The NSW Department of Education and Buildcorp Foundation are investing in this program’s implementation in 400 NSW primary schools too.
The Smiling Mind resource has been endorsed by several state education departments, and it includes manuals for educators, student journals, the free Smiling Mind app, and a parent resource guide.
The app contains 20 topics designed to improve students’ personal and social skills, such as how to recognise and manage emotions, how to develop self-awareness, and how to nurture positive communication and relationships.
Furthermore, a range of professional development programs exist, including shorter one-day workshops such as Calm kids - teach mindfulness to students P-12 and more in-depth courses such as Etty-Leal’s Early Learning Centre to Year 12 educators’ Certificate in creative mindful education for children and the Certificate in mindfulness & wellbeing for children.
Mindfulness Matters, a UK-Australia program, offers a number of NESA-approved courses that are based on the principles of Mindfulness-Based Cognitive Therapy (MBCT).
These work from the premise that a teacher needs to develop their own mindfulness practice before they can apply this in an educational context.
When introducing mindfulness programs in schools, there is no one-size-fits-all approach, and the potential issues must be carefully considered.
For some children with a history of traumatic stress, certain mindfulness-based practices are contraindicated.19
It is therefore important for the mindfulness teacher to have contextual knowledge of each participant, and to understand when certain mindfulness practices might not be suitable.
In addition, the teacher leading the mindfulness program needs to be invested in it, be well trained, and have a commitment to their own personal mindfulness practice to avoid a disingenuous approach.
A further consideration is how to avoid tokenistic mindfulness sessions and not disrupt the core business of learning and teaching in an already overcrowded curriculum.
In this sense, the proponents must be extremely clear about the purpose of the mindfulness intervention, and how it might best be implemented during the school day in a proactive, integrated, and meaningful way.

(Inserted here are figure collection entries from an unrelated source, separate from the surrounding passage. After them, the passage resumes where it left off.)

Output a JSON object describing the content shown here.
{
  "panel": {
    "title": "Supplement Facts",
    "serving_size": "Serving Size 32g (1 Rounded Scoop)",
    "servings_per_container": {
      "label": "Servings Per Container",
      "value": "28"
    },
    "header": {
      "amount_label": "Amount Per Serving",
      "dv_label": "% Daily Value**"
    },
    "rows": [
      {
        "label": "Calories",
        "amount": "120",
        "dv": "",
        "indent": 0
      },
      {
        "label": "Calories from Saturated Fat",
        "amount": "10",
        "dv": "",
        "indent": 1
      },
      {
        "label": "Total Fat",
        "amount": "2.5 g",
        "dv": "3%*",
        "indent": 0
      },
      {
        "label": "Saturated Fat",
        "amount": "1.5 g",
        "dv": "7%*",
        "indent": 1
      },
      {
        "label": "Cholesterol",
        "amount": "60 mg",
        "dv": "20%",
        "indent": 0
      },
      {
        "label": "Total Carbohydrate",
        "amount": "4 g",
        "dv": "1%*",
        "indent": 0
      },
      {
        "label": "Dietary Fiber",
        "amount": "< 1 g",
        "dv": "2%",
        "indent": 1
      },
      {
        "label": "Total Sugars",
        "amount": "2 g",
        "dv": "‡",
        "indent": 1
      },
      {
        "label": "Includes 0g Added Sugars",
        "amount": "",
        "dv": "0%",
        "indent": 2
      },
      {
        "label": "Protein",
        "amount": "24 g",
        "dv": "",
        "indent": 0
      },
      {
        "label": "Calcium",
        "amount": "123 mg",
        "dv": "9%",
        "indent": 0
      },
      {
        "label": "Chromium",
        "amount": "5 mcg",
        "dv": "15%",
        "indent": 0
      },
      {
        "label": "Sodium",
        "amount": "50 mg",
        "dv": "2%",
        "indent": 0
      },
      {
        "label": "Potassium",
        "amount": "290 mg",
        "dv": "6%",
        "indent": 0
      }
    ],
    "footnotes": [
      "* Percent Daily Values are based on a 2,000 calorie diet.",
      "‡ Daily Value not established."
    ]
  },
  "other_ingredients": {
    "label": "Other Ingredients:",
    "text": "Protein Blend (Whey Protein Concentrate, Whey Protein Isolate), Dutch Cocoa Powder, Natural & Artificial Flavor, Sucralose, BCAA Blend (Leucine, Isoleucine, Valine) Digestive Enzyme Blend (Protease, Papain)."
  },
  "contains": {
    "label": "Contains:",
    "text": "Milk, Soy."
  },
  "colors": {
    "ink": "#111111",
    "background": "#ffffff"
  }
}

Another matter to note is that even though mindfulness in schools is taught in secular ways, the Buddhist origins of mindfulness might be construed as inappropriate for certain school populations.
Moreover, there have been criticisms of mindfulness in schools in terms of how it is being used as a quick-fix corporatised intervention for students’ wellbeing and there are legitimate concerns as to whether it might be just another passing fad in education.18
Possibilities: best practice, where to next?
Taking into account the international research, mindfulness-based practices can have a positive impact on psychological wellbeing, and emotional and social skills in children and young people.
Teachers who are well trained in mindfulness have the capacity to help students to develop mental agility and follow alternative routes when responding to challenging events.
This allows students to monitor and reduce their reactive behaviours that can often heighten their stress levels and interfere with their learning processes.
Quality mindfulness-based training in schools is feasible, but it is vital that those who participate in it are carefully screened and a whole-school approach is adopted.
If a school does not intend to invest in staffing, resources and ongoing support for a mindfulness-led approach, then it might be best to adopt more traditional approaches to wellbeing that have been tried and tested rather than jumping on the mindfulness bandwagon.